An abdomen which bursts some days after you have sewn it up is a tragedy, because it is preventable, and because the patient has a 30% chance of death. His abdomen is likely to burst if: (1) It is swollen for any reason, such as ileus, intestinal obstruction, or a large tumour. (2) He has severe intra-abdominal sepsis, such as an infected Caesarean section, typhoid peritonitis, or a perforation of his large gut. (3) You have sutured his abdomen with catgut or some other absorbable suture, especially if this is of low quality or out of date, or if his abdominal wound becomes infected. (4) You have sutured it in layers, taking bites of tissue that are too small. (5) He has carcinomatosis, uraemia, or obstructive jaundice.
An abdomen will almost never burst if: (1) You suture it with a non-absorbable sutures, such as steel, nylon, or polyethylene. (2) You close its muscles with one layer of through-and-through sutures, which are not too tight and take wide bites of tissue (9.8). (3) You use delayed skin suture (9.8) if the wound is infected or potentially so.
Fig. 9-24 BURST ABDOMEN. A, a burst abdomen after Caesarean section. B, and C, the usual way of inserting the tension sutures that are sometimes used to prevent this tragedy. A better way of preventing it would have been to use the method of single-layer closure with monofilament shown in Fig. 9-21. D, to G, an alternative way of inserting tension sutures. See Section 9.8. H, a burst abdomen and an intestinal fistula. The tension sutures have broken down. This is a detail from Fig. 9-25. The alternative method was kindly contributed by Mr Brian Sterry Ashby.
BURST ABDOMEN DIAGNOSIS. If a patient's wound is painful about a week after the operation, and he has a thin reddish-brown discharge, his abdomen is probably going to burst. Treat him before it bursts!
TREATMENT. Take him to the theatre, prepared for general anaesthesia. If his abdomen has actually burst, give him a general anaesthetic. Only repair him under local anaesthesia if he is very unfit. If it is a long wound, have blood available.
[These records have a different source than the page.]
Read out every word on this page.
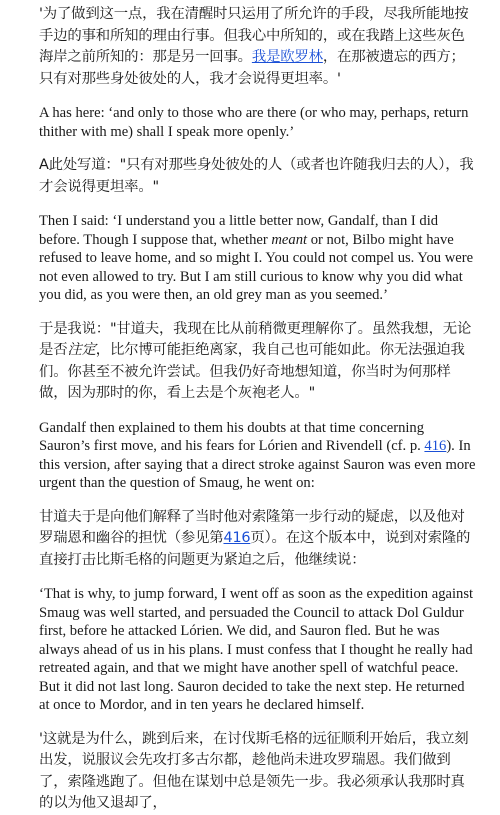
'为了做到这一点，我在清醒时只运用了所允许的手段，尽我所能地按手边的事和所知的理由行事。但我心中所知的，或在我踏上这些灰色海岸之前所知的：那是另一回事。我是欧罗林，在那被遗忘的西方；只有对那些身处彼处的人，我才会说得更坦率。'

A has here: ‘and only to those who are there (or who may, perhaps, return thither with me) shall I speak more openly.’

A此处写道："只有对那些身处彼处的人（或者也许随我归去的人），我才会说得更坦率。"

Then I said: ‘I understand you a little better now, Gandalf, than I did before. Though I suppose that, whether meant or not, Bilbo might have refused to leave home, and so might I. You could not compel us. You were not even allowed to try. But I am still curious to know why you did what you did, as you were then, an old grey man as you seemed.’

于是我说："甘道夫，我现在比从前稍微更理解你了。虽然我想，无论是否注定，比尔博可能拒绝离家，我自己也可能如此。你无法强迫我们。你甚至不被允许尝试。但我仍好奇地想知道，你当时为何那样做，因为那时的你，看上去是个灰袍老人。"

Gandalf then explained to them his doubts at that time concerning Sauron’s first move, and his fears for Lórien and Rivendell (cf. p. 416). In this version, after saying that a direct stroke against Sauron was even more urgent than the question of Smaug, he went on:

甘道夫于是向他们解释了当时他对索隆第一步行动的疑虑，以及他对罗瑞恩和幽谷的担忧（参见第416页）。在这个版本中，说到对索隆的直接打击比斯毛格的问题更为紧迫之后，他继续说：

‘That is why, to jump forward, I went off as soon as the expedition against Smaug was well started, and persuaded the Council to attack Dol Guldur first, before he attacked Lórien. We did, and Sauron fled. But he was always ahead of us in his plans. I must confess that I thought he really had retreated again, and that we might have another spell of watchful peace. But it did not last long. Sauron decided to take the next step. He returned at once to Mordor, and in ten years he declared himself.

'这就是为什么，跳到后来，在讨伐斯毛格的远征顺利开始后，我立刻出发，说服议会先攻打多古尔都，趁他尚未进攻罗瑞恩。我们做到了，索隆逃跑了。但他在谋划中总是领先一步。我必须承认我那时真的以为他又退却了，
Prepare him for a laparotomy.
Remove the skin sutures in the area where you suspect the burst. Remove the dressings and gently explore the depths of his wound with a sterile gloved finger. Open it down its whole length by removing all the skin sutures. You will soon find out what has happened. If you confirm a burst abdomen, remove all sutures from the fascial layers. Try to insert your finger between his parietal peritoneum and his underlying gut and omentum. In this way you should be able to mobilize enough of his abdominal wall to take some more sutures.
Resuture his abdominal wall with interrupted steel or monofilament sutures, either intermittent or continuous (see Everett's method 9.8). Suture from within outwards through his peritoneum, posterior rectus sheath, rectus muscle, and anterior rectus sheath[md]but not through his skin. Hold all the sutures out on haemostats until you have placed the last one.
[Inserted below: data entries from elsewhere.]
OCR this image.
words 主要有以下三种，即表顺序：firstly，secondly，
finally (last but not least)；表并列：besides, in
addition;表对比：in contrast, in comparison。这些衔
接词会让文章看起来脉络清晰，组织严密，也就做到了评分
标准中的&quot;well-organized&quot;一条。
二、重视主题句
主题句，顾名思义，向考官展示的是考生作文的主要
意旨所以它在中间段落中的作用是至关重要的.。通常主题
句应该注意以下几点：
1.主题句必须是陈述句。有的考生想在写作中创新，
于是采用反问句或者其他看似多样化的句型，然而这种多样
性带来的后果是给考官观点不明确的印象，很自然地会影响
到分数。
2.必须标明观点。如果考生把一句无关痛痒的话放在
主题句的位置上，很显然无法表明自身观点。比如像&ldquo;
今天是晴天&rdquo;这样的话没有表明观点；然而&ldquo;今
Some surgeons also insert tension sutures (9.8), and consider that this is the only indication for them.
If his skin is already infected, use delayed closure (9.8), and graft it later if necessary.
Fig. 9-25 AN INTESTINAL FISTULA. This patient was operated on for obstruction of his small gut by [f10]Ascaris [f11]worms, and a length of it was resected. The anastomosis broke down; a fistula developed. He died a few hours later.